Onan

The ancient law was that if a man died, his brother was supposed to have a child by his widow so the line wouldn't become extinct. Therefore, when Er died, it was up to his brother Onan to perform the duty with Er's widow, Tamar. Because Onan knew that the child to be born wouldn't really be his, he refused and "spilled his semen on the ground" instead (Genesis 38:9). As a result, God killed him.

This story is dismal enough in itself, but later generations have made it more so. Onanism has become a euphemism for masturbation, and the punishment Onan received has been interpreted as meaning that God is, to say the least, against it. Actually what God was against was that Onan had disobeyed the law of levirate marriage and had done so on the unedifying grounds that he didn't want any children of his running around with another man's name. Presumably the punishment would have been just as severe if, instead of doing what he did, he'd simply caught the next bus out of town.

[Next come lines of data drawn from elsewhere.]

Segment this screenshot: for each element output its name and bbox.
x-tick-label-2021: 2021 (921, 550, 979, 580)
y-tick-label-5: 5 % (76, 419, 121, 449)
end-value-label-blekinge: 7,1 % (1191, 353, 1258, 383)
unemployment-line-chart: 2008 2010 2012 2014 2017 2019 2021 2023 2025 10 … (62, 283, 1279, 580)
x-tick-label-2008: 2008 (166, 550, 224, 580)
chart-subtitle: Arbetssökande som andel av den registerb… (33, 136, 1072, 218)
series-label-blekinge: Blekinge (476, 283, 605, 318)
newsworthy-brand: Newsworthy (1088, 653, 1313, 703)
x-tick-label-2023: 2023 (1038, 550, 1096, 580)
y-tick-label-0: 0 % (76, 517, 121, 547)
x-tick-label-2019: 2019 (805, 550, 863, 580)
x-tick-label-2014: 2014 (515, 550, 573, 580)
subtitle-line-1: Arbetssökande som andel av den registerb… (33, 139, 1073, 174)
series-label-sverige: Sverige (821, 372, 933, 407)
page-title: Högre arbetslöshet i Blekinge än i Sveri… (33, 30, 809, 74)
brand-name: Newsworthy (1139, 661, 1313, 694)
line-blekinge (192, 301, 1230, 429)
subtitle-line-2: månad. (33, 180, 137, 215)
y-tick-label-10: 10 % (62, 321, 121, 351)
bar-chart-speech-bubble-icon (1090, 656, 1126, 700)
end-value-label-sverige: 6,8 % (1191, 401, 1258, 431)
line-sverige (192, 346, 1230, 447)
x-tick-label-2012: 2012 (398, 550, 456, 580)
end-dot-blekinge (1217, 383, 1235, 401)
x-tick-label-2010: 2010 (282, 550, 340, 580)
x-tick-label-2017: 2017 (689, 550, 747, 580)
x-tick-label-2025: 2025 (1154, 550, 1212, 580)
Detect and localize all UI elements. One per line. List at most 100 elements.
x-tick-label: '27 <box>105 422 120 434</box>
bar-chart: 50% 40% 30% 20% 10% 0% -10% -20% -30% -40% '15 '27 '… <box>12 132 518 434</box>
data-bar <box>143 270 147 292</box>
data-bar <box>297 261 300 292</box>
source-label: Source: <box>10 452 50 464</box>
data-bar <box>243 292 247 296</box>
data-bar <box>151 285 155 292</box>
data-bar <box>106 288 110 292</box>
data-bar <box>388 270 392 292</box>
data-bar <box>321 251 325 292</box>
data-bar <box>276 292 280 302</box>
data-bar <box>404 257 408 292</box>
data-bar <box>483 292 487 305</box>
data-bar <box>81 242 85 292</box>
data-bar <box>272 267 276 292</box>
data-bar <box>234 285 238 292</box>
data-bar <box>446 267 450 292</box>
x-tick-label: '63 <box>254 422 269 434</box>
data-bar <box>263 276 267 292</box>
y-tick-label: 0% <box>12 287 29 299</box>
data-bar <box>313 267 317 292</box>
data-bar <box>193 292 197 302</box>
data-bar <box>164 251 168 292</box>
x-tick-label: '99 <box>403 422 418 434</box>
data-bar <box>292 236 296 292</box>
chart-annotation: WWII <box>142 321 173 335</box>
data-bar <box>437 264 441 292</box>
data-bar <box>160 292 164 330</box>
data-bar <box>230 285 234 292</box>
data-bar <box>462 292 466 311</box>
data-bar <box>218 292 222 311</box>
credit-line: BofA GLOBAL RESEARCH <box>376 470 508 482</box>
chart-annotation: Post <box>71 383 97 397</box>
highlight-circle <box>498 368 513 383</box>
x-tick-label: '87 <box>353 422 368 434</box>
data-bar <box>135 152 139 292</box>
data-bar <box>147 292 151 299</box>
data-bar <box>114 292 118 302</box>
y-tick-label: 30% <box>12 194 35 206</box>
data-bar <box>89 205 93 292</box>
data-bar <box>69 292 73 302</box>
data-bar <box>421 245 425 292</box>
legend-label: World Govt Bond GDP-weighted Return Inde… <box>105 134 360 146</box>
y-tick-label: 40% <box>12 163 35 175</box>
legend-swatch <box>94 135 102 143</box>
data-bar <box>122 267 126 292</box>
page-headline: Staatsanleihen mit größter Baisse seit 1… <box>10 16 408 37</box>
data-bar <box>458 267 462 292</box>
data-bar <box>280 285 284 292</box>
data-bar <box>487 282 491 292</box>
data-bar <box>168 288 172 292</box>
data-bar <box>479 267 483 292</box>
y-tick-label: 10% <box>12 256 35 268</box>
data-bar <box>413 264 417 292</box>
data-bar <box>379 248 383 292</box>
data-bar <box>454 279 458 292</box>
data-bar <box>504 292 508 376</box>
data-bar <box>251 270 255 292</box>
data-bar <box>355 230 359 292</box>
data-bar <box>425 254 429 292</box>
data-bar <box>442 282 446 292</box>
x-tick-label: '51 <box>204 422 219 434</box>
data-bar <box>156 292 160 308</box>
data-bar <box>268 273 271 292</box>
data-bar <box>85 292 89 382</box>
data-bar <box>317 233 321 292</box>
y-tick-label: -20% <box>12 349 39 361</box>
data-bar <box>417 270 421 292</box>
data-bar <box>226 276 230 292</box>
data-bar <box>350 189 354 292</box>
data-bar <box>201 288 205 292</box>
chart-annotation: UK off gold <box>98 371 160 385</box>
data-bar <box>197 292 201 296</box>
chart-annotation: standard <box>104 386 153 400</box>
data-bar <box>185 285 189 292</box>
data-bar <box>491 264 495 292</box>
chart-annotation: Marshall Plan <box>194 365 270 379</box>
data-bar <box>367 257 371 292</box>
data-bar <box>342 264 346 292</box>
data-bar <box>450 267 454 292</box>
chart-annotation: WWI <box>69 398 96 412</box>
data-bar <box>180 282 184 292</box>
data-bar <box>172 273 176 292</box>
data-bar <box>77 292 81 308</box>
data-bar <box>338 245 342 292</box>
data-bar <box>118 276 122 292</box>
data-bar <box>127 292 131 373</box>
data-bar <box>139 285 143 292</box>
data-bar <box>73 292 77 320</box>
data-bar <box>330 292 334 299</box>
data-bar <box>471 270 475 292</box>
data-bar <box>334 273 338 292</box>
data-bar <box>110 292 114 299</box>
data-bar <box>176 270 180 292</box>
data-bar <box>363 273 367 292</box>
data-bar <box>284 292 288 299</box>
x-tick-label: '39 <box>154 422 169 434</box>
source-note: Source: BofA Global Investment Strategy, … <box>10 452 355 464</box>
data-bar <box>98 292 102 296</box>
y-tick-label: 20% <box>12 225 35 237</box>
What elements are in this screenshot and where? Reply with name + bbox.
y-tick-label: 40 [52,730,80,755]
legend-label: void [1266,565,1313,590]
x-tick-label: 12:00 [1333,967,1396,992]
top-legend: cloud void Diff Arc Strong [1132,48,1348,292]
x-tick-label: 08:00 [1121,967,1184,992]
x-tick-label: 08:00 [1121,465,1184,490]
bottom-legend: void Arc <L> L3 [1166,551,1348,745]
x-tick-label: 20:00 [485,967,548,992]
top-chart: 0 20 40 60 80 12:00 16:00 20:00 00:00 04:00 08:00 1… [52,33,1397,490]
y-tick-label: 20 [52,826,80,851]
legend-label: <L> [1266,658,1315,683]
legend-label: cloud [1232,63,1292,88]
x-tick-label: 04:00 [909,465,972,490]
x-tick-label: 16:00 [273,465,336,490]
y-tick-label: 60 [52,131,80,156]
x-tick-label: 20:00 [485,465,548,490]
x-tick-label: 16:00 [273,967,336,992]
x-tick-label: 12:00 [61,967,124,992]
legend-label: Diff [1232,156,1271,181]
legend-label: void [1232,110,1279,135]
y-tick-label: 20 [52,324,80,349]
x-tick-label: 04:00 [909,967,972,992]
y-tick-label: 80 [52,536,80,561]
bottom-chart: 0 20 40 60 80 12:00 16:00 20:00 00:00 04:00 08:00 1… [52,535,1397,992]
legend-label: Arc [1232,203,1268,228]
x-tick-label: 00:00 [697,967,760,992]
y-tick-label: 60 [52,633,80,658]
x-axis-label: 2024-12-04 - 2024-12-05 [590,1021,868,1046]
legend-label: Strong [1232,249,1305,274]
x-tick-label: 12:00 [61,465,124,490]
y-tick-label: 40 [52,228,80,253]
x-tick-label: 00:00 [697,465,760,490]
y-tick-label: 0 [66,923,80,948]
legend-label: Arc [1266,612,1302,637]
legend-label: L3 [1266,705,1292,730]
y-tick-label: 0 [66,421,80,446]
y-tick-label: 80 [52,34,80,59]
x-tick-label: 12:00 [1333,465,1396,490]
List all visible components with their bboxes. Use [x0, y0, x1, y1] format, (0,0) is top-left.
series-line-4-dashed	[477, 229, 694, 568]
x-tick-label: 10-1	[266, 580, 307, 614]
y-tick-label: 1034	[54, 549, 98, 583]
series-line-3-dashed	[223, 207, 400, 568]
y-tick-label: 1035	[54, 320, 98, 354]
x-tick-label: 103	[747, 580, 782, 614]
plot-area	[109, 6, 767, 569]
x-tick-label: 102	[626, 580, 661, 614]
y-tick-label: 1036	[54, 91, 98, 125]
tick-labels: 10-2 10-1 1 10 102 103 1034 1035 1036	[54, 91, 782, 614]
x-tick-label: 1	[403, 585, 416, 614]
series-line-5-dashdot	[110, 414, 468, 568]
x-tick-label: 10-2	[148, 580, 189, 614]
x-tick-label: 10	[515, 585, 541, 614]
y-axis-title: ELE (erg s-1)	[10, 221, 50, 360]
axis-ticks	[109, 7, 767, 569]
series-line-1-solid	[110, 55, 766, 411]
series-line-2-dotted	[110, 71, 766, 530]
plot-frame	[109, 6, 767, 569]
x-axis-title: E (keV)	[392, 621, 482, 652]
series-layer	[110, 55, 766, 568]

According to Dr. Kinsey, some 92 percent of all males have masturbated, as have some 62 percent of all women. The only damage to come of it seems to be the crippling sense of guilt and terror inculcated by well-meaning, pious folk who, forgetting their own sexual past, say that it makes you go crazy or blind or have your hair fall out.

There seem to be no scriptural grounds for condemning masturbation in itself. Like sex in general, if it is practiced to the exclusion of a loving relationship with other human beings, it is an infraction of the law of love and is its own punishment. On the other hand, if it's practiced as a temporary expedient until the right person comes along, it is harmless. It was not for his sexuality that Onan was punished, but for his stinginess and selfishness and general cussedness.